Presentation Information
[4M4-GS-2e-03]Kernel Occupation Readout for Oscillatory Recurrent Neural Networks
〇Yuto Inui1, Masahiro Ikeda1,2, Takuya Konishi1,2, Yoshinobu Kawahara1,2 (1. The University of Osaka, 2. RIKEN)
Keywords:
oscillatory recurrent neural networks,reservoir computing,kernel mean embedding,occupation measure,sequence classification
Oscillatory recurrent neural networks achieve strong performance on sequence tasks. However, readouts based on the last hidden state not only fail to fully exploit the trajectory of hidden states but can also be vulnerable to phase shifts.

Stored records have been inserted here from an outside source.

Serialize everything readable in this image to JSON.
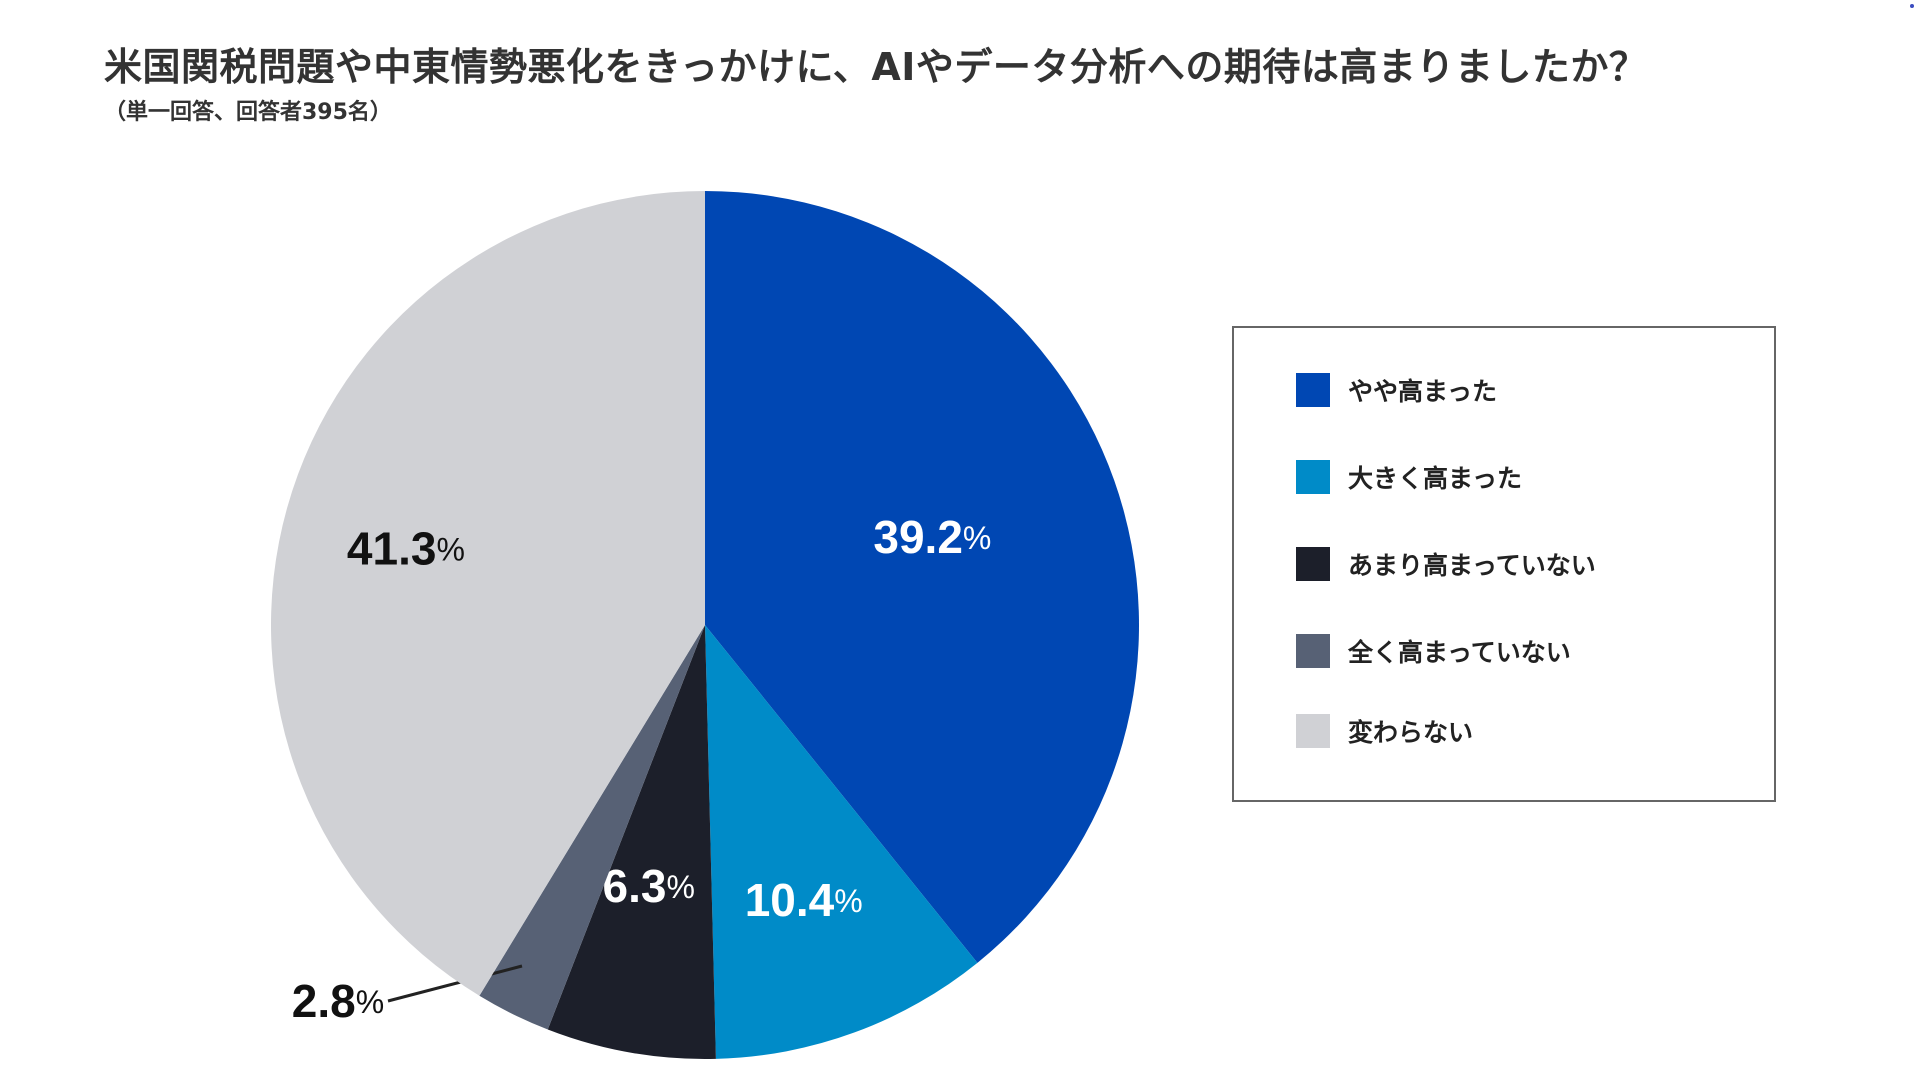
{
  "title": "米国関税問題や中東情勢悪化をきっかけに、AIやデータ分析への期待は高まりましたか？",
  "subtitle": "（単一回答、回答者395名）",
  "percent_suffix": "%",
  "chart_data": {
    "type": "pie",
    "title": "米国関税問題や中東情勢悪化をきっかけに、AIやデータ分析への期待は高まりましたか？",
    "subtitle": "（単一回答、回答者395名）",
    "start_angle": "12 o'clock",
    "direction": "clockwise",
    "legend_position": "right",
    "slices": [
      {
        "label": "やや高まった",
        "value": 39.2,
        "value_label": "39.2",
        "color": "#0047b3",
        "label_color": "#ffffff"
      },
      {
        "label": "大きく高まった",
        "value": 10.4,
        "value_label": "10.4",
        "color": "#008bc8",
        "label_color": "#ffffff"
      },
      {
        "label": "あまり高まっていない",
        "value": 6.3,
        "value_label": "6.3",
        "color": "#1c1f2a",
        "label_color": "#ffffff"
      },
      {
        "label": "全く高まっていない",
        "value": 2.8,
        "value_label": "2.8",
        "color": "#576175",
        "label_color": "#111111"
      },
      {
        "label": "変わらない",
        "value": 41.3,
        "value_label": "41.3",
        "color": "#d0d1d5",
        "label_color": "#111111"
      }
    ]
  },
  "legend": {
    "items": [
      {
        "label": "やや高まった",
        "color": "#0047b3"
      },
      {
        "label": "大きく高まった",
        "color": "#008bc8"
      },
      {
        "label": "あまり高まっていない",
        "color": "#1c1f2a"
      },
      {
        "label": "全く高まっていない",
        "color": "#576175"
      },
      {
        "label": "変わらない",
        "color": "#d0d1d5"
      }
    ]
  }
}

Mean pooling mitigates this vulnerability, yet it still does not sufficiently leverage information contained in the trajectory. To address these issues, we propose the kernel occupation readout (KOR), which applies the kernel mean embedding to the occupation measure induced by the trajectory of hidden states and performs linear classification based on distributional information beyond the mean, including higher-order moments. Experiments on benchmarks of sequence classification show that KOR improves accuracy over last-state and mean-pooling readouts in many settings. Moreover, a robustness evaluation demonstrates that KOR is more robust to phase shifts than last-state and mean-pooling readouts.